The art is, honestly, gorgeous. But I specify the art rather than the animation. The animation has its moments but we also spend a lot of time panning across or cutting between stills or barely-moving images with long-shots of the town, building exteriors, pretty skies, and so on. It also has an effect, which I think it started leaning on when a budget crunch was felt, where a frame will randomly freeze like a snapshot and have a photoshop blur filter applied.

Why would you freeze on that?

You see this kind of thing all the time in shows for advertisement bumpers or episode ends, but here they just kind of throw it in at random. There are even times when a conversation or even scene just keeps going. Combine this with awkward, purposeless sequences and it’s sometimes hard to know what to make of what the creators are doing.

Take this for example: there’s a scene in the second half where we follow Yanagi home alone while Yuki is at a training camp for his Track and Field team. In a normal show, you’d probably show a couple of seconds of her to create an emotional impression and then move on with something with a little more meat to it.

Instead, we show Yanagi changing clothes (or rather, disrobing) and walking around the house naked for an uncomfortable amount of time. So, okay, fanservice right? Well, the camera work disagrees. There is no prurient fanservice anywhere else in Glasslip and I don’t think that was the intention here. When the show is too squeaky clean to give us swimsuits in summer in a seaside town, I doubt it was meaning to use nudity this deep in the show to trigger something in viewers’ pants. Further, throughout the whole process, we get several of these grainy-filter freeze frames and cuts. Like, while she’s changing, it just freezes on the back of her bra strap and puts the filter on for a couple of seconds like this is something really important. And then it just cuts to her continuing to change. I think there were three freeze frames during the changing alone.

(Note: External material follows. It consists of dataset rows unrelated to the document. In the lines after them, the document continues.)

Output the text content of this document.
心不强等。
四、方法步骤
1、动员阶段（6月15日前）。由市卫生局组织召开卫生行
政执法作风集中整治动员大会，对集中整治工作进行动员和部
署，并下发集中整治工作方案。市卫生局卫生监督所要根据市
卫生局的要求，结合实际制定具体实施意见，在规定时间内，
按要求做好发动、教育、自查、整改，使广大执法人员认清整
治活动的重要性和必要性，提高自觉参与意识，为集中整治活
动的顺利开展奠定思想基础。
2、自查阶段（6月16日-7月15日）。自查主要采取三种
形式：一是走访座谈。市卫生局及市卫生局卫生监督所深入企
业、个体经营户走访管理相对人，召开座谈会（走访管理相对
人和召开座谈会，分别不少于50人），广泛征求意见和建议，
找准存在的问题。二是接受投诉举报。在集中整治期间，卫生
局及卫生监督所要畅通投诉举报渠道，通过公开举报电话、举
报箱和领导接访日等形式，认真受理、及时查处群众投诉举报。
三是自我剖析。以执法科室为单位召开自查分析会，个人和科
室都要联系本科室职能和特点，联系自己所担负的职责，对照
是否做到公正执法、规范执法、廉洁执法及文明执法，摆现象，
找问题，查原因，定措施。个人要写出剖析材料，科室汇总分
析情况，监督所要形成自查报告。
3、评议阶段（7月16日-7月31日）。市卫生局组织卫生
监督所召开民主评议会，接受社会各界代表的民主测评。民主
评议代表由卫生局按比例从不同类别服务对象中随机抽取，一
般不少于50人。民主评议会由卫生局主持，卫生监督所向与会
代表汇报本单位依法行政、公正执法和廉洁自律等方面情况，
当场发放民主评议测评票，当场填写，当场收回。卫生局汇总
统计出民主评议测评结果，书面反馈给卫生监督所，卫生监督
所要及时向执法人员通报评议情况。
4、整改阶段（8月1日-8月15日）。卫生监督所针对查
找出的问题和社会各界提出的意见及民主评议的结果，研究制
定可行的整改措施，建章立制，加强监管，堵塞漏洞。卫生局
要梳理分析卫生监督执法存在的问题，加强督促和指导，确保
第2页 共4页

The entire sequence is awkward, uncomfortable, comes from nowhere, goes nowhere, and expresses nothing. You could cut the entire scene, and all its freeze frames with it, and lose absolutely nothing because what we need about Yanagi around then we get in other scenes: how she’s taking up Yuki’s running route while he’s out of town. Even that is something that seems pretty arbitrary and has a huge running time dedicated to it across multiple episodes for a tiny, low-key payoff when Yuki discovers this on his return. I guess by the end of the show they’re running together, so couple thing?

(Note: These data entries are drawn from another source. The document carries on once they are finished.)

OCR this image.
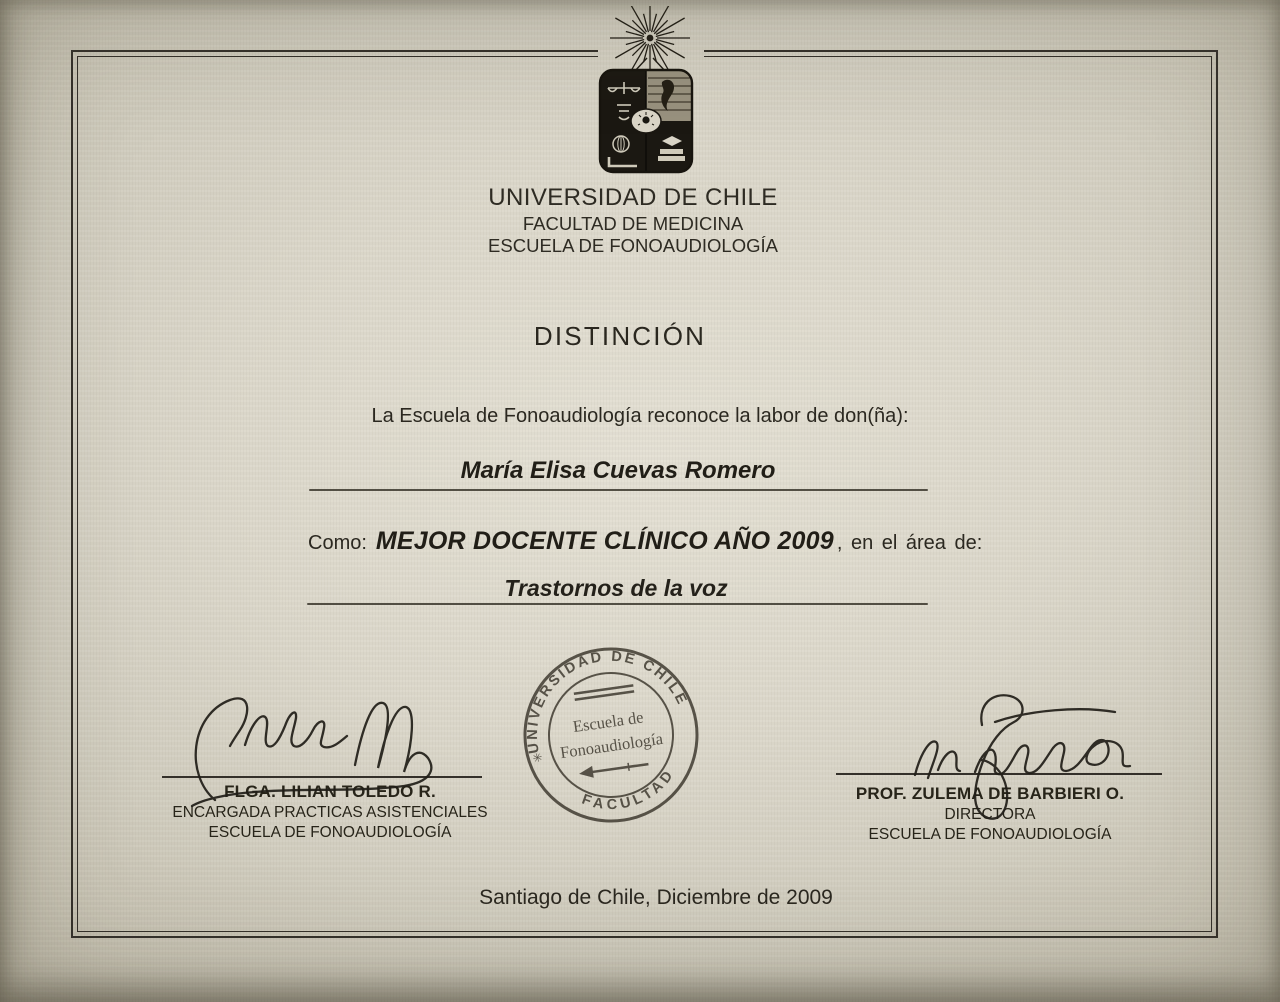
UNIVERSIDAD DE CHILE
FACULTAD DE MEDICINA
ESCUELA DE FONOAUDIOLOGÍA
DISTINCIÓN
La Escuela de Fonoaudiología reconoce la labor de don(ña):
María Elisa Cuevas Romero
Como: MEJOR DOCENTE CLÍNICO AÑO 2009 , en el área de:
Trastornos de la voz
UNIVERSIDAD DE CHILE
FACULTAD
✳
Escuela de
Fonoaudiología
FLGA. LILIAN TOLEDO R.
ENCARGADA PRACTICAS ASISTENCIALES
ESCUELA DE FONOAUDIOLOGÍA
PROF. ZULEMA DE BARBIERI O.
DIRECTORA
ESCUELA DE FONOAUDIOLOGÍA
Santiago de Chile, Diciembre de 2009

This might be the best combined example of the micro and macro waste (the naked scene is micro waste, the “she runs his exact schedule now for no discussed reason” arc is macro), but there are others all over Glasslip.

It’s clear that Iroduku is the better product. Iroduku had stronger characters, a better scenario, more visual wonder, and an interesting sequence of events. It was a good show knowing nothing about Glasslip, and Glasslip is going to do absolutely nothing to even shake it on its pedestal. But how does Glasslip fare on its own?

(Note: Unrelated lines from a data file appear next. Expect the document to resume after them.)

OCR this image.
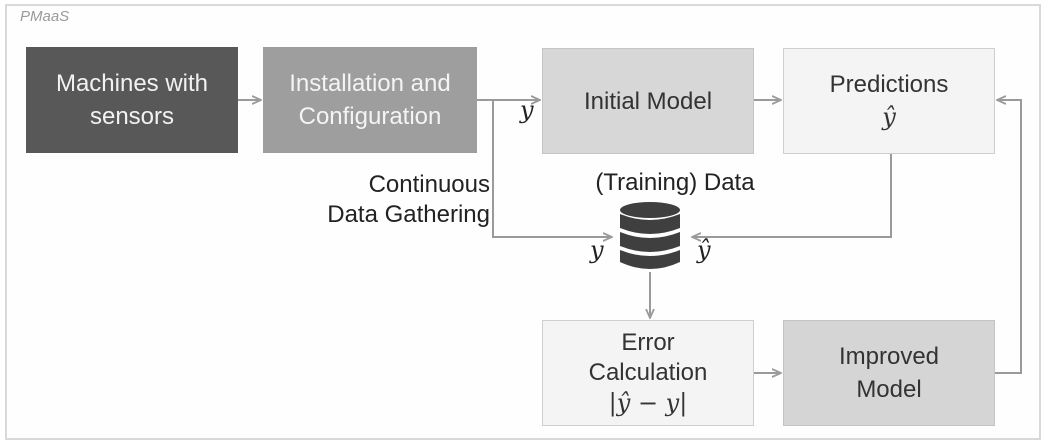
PMaaS
Machines with
sensors
Installation and
Configuration
Initial Model
Predictions
ŷ
Error
Calculation
|ŷ − y|
Improved
Model
Continuous
Data Gathering
(Training) Data
y
y	ŷ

It’s bad… really bad. I ended up looking deep inside myself in order to decide if I was going to give Glasslip an outright Fail. It is, when you get down to it, unlikely to really make anybody cringe in pain. Glasslip isn’t going to hurt you. It’s just going to put you to sleep.

But… it’s going to put you to sleep. What little there is here that you could get invested in ends up being diluted in the long montages and ultimate pointlessness to the point where its presence is downright homeopathic. It’s a pretty show to look at, I can’t and won’t try to take that away from Glasslip. I’d say you could mute it and enjoy, but the problem is that’s almost what the show does with all the time-filling silent shots. It’s all too often less a show and more some pretty background images for a piano recital.

From that, Glasslip may be a more “watchable” Fail than most of the shows I’ve sunk to the bottom rank.  But when it largely doesn’t function as a show, I can’t give it any other grade. At least it’s easy to know what to watch instead.